Qualquer reforma tributária, para merecer este nome, terá de simplificar o cipoal sufocante em que se transformou o nosso sistema de tributação e ampliar-lhe a base de contribuintes, sem agravar a carga total. Se isso não ocorrer, continuará eficiente em arrecadar, o que inegavelmente é, mas ineficaz em termos econômicos, continuando como freio que prejudica os efeitos positivos da bem-sucedida política macroeconômica do governo Lula. O Brasil tem hoje carga tributária de 36% do PIB, muito superior à de países congêneres em estágio de desenvolvimento. Perversa e complicada, abrange inúmeros impostos, contribuições e paratributos, que por sua vez se desdobram em amplo leque de alíquotas.

É preciso, portanto, corrigir essas graves distorções, desonerando a produção, o trabalho, o investimento e as exportações. Ao mesmo tempo, urge promover justiça social, em benefício dos desprovidos dos frutos do progresso, o que se atingirá muito mais pelo redirecionamento da despesa do que pela progressividade dos impostos. E, paradoxalmente, estudos criteriosos mostram que, no Brasil, a despesa pública tem beneficiado muito mais os quase-ricos ou os menos pobres do que os realmente desprivilegiados.

Ao procurar desonerar as cadeias produtivas, longas e complexas, típicas de uma economia industrial moderna, não se pode fazê-lo onerando mais ainda as empresas verticalizadas ou unifásicas, ou outros setores essenciais à vitalidade econômica do país. O setor de serviços, por exemplo, que será fortemente atingido, gera mais da metade do produto nacional. Abriga, de um lado, muitas das atividades de ponta da sociedade do conhecimento, e de outro, aquelas empresas que mais empregam mão-de-obra, justamente um dos objetivos que, em boa hora, o governo escolheu como prioritários.

O conhecimento é, por natureza, cumulativo. Seus atores mais criativos têm, portanto, de inserir-se em redes de conhecimento — verdadeiras networks — que se realimentam continuamente. Essa fértil cadeia seria gravemente onerada pelo brutal incremento do ônus tributário que sobre ela recairia, sem a possibilidade de qualquer compensação, eis que se trata de cadeias produtivas intangíveis.

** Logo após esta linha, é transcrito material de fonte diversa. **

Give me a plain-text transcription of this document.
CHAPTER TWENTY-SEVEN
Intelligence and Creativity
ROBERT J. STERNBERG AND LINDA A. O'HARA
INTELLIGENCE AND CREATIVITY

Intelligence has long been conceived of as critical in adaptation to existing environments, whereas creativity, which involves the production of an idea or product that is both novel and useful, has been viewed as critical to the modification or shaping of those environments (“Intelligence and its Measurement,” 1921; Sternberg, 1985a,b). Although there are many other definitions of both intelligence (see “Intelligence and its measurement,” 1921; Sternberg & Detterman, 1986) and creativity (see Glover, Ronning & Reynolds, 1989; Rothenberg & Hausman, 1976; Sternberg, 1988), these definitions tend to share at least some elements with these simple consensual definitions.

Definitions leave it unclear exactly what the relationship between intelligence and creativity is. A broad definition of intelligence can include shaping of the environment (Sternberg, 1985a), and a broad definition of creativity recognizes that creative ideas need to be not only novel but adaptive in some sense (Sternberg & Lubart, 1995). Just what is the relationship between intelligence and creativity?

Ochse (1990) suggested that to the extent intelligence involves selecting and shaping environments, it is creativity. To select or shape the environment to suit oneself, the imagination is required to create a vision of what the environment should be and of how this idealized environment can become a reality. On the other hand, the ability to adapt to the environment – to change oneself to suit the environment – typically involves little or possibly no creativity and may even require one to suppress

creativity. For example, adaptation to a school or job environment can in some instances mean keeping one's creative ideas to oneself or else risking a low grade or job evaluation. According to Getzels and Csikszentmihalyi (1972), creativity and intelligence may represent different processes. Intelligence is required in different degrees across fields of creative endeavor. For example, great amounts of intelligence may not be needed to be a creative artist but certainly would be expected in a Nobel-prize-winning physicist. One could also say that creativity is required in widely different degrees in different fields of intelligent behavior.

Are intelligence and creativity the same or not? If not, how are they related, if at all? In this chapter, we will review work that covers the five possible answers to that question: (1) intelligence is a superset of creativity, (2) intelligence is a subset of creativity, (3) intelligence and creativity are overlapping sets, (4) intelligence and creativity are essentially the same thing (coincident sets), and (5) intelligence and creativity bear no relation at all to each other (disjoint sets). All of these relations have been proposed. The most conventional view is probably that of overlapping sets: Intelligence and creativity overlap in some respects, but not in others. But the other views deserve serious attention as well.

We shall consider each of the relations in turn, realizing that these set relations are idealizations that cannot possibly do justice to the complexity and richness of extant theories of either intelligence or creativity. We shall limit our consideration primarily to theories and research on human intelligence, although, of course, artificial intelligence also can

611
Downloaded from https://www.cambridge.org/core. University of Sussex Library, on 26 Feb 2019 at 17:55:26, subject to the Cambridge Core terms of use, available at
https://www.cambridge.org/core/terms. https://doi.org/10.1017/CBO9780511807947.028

Há que ressaltar, ainda, as peculiaridades inerentes aos médios, pequenos e microempresários, cuja circunstâncias especiais não foram suficientemente atendidas na reforma. A continuar o peso, a complexidade e a burocracia fiscalizatória — e não me refiro só à parte tributária — que pesa sobre essas empresas, serão elas ainda mais fortemente expelidas para a informalidade, e já existem nove milhões de empresas informais no Brasil! Os prejuízos para o fisco, a previdência, os trabalhadores e os próprios empresários seriam pesados, enquanto os consumidores seriam duplamente onerados, agora que a Cofins foi estendida, também, a todos os produtos importados.

É da maior relevância, portanto, que o Congresso Nacional venha a corrigir as distorções embutidas na MP 135, para reverter essa situação inquietante, possibilitando ao empresariado grande, médio e pequeno — especialmente ao empresariado carioca e fluminense, eis que nossa economia é, predominantemente, de serviços — continuar contribuindo para a incipiente recuperação econômica do país e para o impostergável enfrentamento de nossa pesada dívida social.

MARCÍLIO MARQUES MOREIRA é presidente da Associação Comercial do Rio de Janeiro.